“Say rather the follower,” said Randall; “and well for those who have the happy knack of following wisely—chiming in, before itself is fully aware of it, with the humour of the time.”
Menie Laurie, who was close at hand, and heard all this, ventured a whisper, while Randall’s companion had for the moment turned away.
“Your words sound as if you slighted him, Randall, and you too call yourself a literary man.”
“Good Johnnie Lithgow, I like him extremely,” said Randall, with the half-scornful smile which puzzled Menie; “but he is only a literary workman after all. He does his literature as his day’s labour—he will tell you so himself—a mere craft for daily bread.”
And just then Lithgow turned round, with his radiant face—he who had no fame to lose, and did an honest day’s work in every day, not thinking that the nature of his craft excused him from the natural amount of toil—and again Menie felt a little pang at her heart, as she thought of Randall’s jealous guardianship of Randall’s youthful fame.
CHAPTER XV.
“I have been thinking of bringing up my mother to live with me,” said the Mr Lithgow in whom Mrs Laurie and her daughter were beginning to forget the humble Johnnie: “I see no reason why she should live in poverty in Kirklands, while I am comfortable here.”
His face flushed slightly as he concluded, and he began to drum with his fingers in mere shyness and embarrassment upon Miss Annie Laurie’s work-table.
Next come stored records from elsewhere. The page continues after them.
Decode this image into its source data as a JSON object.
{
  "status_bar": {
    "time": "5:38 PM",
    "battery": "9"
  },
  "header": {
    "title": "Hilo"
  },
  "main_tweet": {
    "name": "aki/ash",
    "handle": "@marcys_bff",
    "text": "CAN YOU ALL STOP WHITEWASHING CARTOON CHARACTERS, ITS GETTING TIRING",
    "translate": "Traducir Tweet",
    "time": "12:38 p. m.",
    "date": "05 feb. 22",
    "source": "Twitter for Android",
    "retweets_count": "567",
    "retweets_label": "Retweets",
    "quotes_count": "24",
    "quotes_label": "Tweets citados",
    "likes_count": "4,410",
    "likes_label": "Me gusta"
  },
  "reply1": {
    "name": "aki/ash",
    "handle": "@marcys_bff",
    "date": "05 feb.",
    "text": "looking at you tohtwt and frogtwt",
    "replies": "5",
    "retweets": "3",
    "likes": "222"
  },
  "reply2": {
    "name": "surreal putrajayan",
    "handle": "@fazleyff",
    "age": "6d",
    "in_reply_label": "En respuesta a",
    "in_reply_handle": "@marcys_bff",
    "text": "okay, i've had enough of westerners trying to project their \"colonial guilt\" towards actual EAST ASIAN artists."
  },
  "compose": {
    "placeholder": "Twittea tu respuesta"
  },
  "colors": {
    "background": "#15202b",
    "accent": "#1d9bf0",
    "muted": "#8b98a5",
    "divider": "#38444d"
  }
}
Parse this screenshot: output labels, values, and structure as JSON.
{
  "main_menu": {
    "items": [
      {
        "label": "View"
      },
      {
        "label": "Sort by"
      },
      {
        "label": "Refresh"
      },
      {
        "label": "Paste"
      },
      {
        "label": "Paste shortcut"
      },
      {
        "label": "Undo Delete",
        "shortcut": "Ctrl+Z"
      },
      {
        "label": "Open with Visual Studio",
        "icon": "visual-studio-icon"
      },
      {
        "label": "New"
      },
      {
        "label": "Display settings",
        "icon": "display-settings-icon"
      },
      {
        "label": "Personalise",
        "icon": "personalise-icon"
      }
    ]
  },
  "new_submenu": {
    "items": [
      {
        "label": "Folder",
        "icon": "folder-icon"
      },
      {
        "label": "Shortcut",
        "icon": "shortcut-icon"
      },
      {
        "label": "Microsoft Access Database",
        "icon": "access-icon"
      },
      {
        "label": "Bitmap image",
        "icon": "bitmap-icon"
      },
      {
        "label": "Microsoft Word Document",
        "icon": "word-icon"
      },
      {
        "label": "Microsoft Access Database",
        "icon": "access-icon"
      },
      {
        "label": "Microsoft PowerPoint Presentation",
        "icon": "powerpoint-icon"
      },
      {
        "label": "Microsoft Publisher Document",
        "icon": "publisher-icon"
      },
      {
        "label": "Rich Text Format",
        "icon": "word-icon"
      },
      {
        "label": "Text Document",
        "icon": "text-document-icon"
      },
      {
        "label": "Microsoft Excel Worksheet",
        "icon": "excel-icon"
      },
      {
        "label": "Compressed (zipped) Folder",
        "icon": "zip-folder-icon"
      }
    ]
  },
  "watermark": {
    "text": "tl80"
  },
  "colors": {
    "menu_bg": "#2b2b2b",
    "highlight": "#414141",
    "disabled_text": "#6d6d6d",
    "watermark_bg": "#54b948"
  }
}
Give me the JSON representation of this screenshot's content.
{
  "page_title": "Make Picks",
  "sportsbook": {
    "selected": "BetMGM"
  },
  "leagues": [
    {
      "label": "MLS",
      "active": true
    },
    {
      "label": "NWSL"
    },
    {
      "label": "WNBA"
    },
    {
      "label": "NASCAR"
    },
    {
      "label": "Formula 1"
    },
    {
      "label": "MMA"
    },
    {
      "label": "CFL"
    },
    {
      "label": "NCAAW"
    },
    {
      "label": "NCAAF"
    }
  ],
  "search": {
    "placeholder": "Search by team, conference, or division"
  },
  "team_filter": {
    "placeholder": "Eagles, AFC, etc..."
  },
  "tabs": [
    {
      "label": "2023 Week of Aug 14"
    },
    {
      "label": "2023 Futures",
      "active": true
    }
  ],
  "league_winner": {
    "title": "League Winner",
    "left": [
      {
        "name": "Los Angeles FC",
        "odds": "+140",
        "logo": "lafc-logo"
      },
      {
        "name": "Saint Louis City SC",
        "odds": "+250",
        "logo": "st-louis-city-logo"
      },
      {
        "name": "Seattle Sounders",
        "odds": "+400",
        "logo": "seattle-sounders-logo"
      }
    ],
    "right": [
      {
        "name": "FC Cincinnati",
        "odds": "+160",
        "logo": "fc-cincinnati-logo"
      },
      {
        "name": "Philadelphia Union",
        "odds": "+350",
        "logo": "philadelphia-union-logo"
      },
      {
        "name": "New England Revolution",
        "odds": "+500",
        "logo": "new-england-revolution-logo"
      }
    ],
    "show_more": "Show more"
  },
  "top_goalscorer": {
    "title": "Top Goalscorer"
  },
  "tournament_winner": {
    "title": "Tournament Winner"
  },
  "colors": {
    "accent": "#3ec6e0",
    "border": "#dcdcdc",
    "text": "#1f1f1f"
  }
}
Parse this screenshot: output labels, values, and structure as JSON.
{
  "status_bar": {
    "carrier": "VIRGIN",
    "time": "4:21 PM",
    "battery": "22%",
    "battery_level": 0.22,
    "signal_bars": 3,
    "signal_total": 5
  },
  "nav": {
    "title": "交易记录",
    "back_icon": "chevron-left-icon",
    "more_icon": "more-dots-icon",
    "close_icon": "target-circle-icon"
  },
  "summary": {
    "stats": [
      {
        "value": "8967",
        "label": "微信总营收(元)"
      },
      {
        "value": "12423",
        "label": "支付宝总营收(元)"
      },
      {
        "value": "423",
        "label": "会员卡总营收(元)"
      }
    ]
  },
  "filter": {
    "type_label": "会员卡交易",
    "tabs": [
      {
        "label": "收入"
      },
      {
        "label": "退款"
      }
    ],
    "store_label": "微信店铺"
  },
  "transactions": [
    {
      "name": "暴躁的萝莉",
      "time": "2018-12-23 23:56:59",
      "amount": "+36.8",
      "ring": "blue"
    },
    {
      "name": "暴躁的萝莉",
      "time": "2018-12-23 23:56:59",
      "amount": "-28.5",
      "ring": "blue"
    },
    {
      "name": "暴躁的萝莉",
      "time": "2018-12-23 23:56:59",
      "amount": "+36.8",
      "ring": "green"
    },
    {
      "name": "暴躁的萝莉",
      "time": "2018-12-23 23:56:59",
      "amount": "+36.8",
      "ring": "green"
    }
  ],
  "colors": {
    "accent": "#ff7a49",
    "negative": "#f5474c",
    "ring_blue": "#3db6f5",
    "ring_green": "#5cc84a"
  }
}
Randall, a little distance from him, was turning over with infinite scorn Miss Annie’s picture-books. The two young men had grown familiar in the house, though it was not yet a month since they entered it first.
“And I think you are very right,” said Mrs Laurie cordially, “though whether Mrs Lithgow might be pleased with a town-life, or whether—”
She paused: it was not very easy to say “whether your mother would be a suitable housekeeper for you.” Mrs Laurie could not do violence either to her own feelings or his by suggesting such a doubt.